Dr. Julie Thorpe

2014 | The Vaughan Park Scholar in Residence

Julie received her PhD in History from the University of Adelaide in 2007 and from 2007-2009 held visiting research and teaching positions at the Australian National University and University of Konstanz, Germany; Julie was awarded an ARC Discovery Grant for a study of World War One refugees in the Austro-Hungarian Empire and the role of the international community in responding to the empire's displaced populations. She also has an interest in Catholic pilgrimage in Central Europe in the twentieth century.

Julie's project explores the role of silence in traumatic histories, drawing on the interdisciplinary work of scholars of pilgrimage, war and memory. The specific focus is an ethnographic collection of textiles embroidered by wartime refugees in the Austro-Hungarian Empire during the First World War that were sold to the Austrian Museum for Folk Culture after the war. The objects will be exhibited in Vienna in 2014 as part of the centenary commemorations of the war. Julie's role in working with the museum is to place the collection in its historical context, and to write (or stitch) silence into the history of these lost threads of war.
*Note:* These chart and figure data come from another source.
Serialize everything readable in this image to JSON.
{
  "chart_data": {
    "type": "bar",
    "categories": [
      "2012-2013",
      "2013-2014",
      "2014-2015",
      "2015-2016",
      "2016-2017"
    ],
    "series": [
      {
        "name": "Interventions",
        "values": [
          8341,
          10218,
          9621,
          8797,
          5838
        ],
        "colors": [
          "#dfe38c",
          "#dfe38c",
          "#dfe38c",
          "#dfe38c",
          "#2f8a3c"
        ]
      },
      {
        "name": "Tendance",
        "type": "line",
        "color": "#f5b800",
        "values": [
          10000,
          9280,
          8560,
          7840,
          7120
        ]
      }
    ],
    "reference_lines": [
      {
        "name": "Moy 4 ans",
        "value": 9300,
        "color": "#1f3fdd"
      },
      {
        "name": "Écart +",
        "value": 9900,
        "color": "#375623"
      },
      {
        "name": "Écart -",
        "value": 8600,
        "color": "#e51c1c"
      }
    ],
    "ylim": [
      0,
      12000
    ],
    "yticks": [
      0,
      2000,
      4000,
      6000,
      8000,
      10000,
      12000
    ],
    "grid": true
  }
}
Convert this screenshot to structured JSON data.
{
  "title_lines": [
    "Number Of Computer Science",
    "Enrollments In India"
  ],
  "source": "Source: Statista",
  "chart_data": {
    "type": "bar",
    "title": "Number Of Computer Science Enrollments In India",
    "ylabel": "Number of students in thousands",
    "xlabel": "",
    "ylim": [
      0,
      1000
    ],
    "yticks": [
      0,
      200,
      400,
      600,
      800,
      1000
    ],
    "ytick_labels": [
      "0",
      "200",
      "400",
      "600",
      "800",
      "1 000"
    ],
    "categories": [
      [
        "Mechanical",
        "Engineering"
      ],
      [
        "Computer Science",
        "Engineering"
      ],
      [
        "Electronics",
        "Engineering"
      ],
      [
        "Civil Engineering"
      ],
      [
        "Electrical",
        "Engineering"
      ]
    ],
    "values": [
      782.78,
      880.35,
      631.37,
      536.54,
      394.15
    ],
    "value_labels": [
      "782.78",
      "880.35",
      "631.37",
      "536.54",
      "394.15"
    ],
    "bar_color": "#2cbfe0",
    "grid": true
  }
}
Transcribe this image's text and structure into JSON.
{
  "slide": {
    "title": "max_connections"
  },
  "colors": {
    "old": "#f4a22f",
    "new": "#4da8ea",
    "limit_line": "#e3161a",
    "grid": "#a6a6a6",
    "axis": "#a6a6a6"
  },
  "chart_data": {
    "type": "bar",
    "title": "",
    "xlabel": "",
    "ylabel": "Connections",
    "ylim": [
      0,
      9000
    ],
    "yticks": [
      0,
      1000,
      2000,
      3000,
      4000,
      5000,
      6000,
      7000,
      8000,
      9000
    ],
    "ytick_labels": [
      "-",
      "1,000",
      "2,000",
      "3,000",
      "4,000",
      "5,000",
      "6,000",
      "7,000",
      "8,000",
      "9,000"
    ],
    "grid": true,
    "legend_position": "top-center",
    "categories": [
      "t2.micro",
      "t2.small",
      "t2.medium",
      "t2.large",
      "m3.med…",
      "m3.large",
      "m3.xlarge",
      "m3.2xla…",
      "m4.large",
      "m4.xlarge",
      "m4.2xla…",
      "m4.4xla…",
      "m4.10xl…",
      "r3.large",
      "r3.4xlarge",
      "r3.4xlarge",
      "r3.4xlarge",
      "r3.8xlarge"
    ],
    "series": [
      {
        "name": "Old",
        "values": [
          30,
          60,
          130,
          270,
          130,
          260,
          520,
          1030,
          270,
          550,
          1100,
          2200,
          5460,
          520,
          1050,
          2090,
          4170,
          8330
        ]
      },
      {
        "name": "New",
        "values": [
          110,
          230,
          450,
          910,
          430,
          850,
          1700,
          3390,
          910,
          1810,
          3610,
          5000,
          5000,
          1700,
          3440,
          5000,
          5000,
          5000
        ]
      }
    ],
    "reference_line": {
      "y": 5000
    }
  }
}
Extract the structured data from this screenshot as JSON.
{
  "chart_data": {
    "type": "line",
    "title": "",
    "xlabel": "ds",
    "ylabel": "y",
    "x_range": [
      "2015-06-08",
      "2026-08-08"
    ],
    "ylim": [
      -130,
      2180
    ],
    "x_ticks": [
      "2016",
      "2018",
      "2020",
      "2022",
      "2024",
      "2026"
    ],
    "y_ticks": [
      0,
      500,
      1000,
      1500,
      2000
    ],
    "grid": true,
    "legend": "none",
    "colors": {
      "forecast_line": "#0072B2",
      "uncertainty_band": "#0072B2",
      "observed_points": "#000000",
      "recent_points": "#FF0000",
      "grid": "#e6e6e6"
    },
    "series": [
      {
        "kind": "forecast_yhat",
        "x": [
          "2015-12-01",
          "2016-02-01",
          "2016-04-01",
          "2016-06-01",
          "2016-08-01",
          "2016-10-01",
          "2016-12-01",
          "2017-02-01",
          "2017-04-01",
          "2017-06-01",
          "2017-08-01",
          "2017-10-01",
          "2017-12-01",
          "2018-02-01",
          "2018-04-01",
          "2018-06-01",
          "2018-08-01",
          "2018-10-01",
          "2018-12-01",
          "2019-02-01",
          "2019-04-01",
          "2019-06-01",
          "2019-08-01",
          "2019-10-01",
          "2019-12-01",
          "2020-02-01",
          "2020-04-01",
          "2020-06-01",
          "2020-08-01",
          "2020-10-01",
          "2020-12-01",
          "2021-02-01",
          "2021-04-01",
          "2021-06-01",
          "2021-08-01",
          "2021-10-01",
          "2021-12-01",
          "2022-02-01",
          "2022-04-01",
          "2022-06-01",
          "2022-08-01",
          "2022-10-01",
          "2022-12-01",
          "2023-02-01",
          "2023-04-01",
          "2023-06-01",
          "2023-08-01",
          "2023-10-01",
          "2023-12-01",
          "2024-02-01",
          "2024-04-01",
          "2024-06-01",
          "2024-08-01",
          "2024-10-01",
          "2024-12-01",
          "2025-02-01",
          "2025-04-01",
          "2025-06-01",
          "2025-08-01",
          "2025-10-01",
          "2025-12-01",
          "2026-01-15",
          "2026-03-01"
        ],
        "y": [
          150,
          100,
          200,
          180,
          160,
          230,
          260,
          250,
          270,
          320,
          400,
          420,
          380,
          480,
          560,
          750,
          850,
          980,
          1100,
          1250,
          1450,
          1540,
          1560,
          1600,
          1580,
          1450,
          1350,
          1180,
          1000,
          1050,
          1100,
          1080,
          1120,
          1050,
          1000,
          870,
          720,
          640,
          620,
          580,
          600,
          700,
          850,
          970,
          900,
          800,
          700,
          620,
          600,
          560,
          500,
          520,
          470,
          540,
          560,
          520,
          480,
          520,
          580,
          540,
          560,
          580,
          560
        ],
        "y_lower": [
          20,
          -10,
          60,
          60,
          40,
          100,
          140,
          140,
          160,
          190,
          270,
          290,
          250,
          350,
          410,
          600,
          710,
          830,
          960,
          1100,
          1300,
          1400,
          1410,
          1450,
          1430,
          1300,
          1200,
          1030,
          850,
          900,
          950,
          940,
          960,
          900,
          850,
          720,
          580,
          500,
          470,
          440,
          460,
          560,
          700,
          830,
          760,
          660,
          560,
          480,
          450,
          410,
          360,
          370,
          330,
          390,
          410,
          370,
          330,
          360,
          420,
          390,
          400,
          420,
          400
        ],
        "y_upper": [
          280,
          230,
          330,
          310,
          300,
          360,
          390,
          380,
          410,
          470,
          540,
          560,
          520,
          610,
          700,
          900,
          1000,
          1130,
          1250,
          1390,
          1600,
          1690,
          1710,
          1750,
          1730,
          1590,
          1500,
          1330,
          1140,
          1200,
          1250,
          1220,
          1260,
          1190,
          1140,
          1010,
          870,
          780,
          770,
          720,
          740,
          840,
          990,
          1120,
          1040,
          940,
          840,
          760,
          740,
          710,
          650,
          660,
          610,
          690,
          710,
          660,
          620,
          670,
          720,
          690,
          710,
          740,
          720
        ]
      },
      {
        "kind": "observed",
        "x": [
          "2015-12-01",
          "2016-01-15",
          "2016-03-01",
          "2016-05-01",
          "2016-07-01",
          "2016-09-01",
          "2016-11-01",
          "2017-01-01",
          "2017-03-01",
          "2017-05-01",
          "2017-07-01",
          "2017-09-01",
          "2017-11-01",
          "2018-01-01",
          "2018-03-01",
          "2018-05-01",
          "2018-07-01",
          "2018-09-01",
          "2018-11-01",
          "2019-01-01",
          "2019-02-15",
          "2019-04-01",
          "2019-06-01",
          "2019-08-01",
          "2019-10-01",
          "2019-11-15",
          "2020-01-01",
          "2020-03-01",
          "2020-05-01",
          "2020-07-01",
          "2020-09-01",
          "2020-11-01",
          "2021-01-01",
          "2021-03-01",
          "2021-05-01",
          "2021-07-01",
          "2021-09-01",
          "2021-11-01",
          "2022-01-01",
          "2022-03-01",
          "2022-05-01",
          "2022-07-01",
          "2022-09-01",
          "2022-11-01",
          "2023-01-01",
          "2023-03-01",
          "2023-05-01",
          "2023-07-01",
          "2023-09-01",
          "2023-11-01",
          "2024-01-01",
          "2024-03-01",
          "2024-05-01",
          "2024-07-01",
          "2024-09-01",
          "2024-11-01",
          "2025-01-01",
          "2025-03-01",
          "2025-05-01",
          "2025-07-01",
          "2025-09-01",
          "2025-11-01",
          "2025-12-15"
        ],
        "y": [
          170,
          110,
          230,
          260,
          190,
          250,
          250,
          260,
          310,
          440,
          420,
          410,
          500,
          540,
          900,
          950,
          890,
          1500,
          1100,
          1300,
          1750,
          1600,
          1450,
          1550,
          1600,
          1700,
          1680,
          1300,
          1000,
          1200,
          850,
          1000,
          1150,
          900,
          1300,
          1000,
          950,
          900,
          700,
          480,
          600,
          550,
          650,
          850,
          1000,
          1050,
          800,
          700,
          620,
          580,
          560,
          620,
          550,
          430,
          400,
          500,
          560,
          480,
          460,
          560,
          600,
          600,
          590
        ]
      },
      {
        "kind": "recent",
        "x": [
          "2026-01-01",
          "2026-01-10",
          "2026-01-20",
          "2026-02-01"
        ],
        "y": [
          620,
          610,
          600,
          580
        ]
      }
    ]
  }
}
The role of silence in traumatic histories relates more broadly to a liberal tradition that removes religion to the private realm, but allows the return of the sacred into the state through mourning and commemorative practices. Yet there is a specific connection between the sacred and stories of dispossession in the etymological relationship between 'hospitality' and 'hostility'. This connotation of the sacred as something that is untouchable, and associated with both hosting and hating, has resonance with traumatic histories. If silence can be framed in the context of the sacred, and not just the politics of repression and essentialist debates about who has the right to speak, then declaring stories of dispossession sacred by making them accessible in the present through the absences of the past, will also require empathic responses that disrupt and displace conventional narratives about the past.